By Our Editorial Team
First publised on 2024-04-11 14:49:42

About the Author

Sunil Garodia The India Commentary view

Are voters entitled to know each and every financial and personal detail of politicians who stand for election? Earlier, there were no norms for disclosure. Later, after a tough fight, a law was put in place whereby those who submitted their candidature were to submit an affidavit of assets and court cases pending against them in order to ascertain their wealth and the extent to which they were accused in criminal cases. The affidavits were instrumental in allowing the public to know how much additional wealth the politician had accumulated after becoming a people's representative (when he or she filed the affidavit in the next election) and that in turn was expected to allow them to ascertain whether the person had made it by corrupt means as a people's representative. It was hoped that it would lead to more informed voting decisions on part of citizens. But very soon, other politicians and the media started digging deeper and laid bare the entire personal history of politicians, including things which were of no concern of the public.

The Supreme Court has now sought to put the brakes on such uninhibited intrusion on the privacy of politicians. In overturning the Gauhati HC judgment in the case of Arunachal's Independent MLA Karikho Kri (whose election to the Arunachal assembly in 2019 was declared invalid as he had 'forgotten' to mention he owned three vehicles in his asset affidavit), the Supreme Court has made some strong statements against the citizens' right to know balanced with the privacy of politicians. It said that citizens' right to know was "not absolute" and politicians' right to privacy meant they need not disclose "matters of no concern to voters or irrelevant to his candidature for public office."

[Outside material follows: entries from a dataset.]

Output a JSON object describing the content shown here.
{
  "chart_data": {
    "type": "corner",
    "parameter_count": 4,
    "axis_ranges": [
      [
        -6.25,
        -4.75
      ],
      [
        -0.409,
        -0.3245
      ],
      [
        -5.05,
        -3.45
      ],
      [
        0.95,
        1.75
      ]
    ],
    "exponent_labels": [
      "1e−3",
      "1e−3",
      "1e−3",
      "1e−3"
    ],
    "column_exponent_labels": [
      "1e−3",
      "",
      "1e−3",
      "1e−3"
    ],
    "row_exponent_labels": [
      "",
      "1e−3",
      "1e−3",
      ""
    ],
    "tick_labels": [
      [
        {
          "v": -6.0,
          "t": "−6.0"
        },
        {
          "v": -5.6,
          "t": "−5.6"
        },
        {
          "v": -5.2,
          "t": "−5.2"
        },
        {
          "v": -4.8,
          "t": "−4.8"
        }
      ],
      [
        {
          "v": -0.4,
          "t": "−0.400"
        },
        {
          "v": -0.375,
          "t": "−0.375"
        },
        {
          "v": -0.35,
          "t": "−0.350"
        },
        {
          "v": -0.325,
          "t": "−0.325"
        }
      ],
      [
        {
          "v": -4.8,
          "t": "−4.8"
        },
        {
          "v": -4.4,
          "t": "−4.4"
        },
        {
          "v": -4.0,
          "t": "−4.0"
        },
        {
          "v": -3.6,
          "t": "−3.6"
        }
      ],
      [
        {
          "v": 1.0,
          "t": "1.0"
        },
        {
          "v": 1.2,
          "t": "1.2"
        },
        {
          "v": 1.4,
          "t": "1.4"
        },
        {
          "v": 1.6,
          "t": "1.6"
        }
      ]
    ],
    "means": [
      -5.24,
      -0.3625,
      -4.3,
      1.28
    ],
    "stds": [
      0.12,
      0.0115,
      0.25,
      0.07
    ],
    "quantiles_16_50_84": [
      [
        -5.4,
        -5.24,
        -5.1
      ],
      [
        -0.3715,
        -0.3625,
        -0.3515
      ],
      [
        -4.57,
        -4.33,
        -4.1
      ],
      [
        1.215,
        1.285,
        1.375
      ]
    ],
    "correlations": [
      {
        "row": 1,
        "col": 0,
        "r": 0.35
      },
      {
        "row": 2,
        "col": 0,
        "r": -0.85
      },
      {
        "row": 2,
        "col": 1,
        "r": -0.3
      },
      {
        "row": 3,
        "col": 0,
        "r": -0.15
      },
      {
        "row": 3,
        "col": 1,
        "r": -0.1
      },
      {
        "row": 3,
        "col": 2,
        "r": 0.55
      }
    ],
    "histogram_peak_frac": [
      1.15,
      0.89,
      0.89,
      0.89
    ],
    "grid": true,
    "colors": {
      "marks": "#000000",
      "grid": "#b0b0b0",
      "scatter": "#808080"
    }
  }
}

What the Supreme Court said widened the scope of the matter but in the instant case, the apex court applied the proportionality test. The vehicles which Kri had 'forgotten' to declare were a scooty, a motorbike and a van. The court said that the asset affidavit could be treated defective if the non-disclosure was a sizeable percentage of the total assets declared. In Kri's case it was not and hence his election could not be invalidated. If a line is not drawn somewhere, elections will be invalidated for trivial reasons and that would be against democratic norms.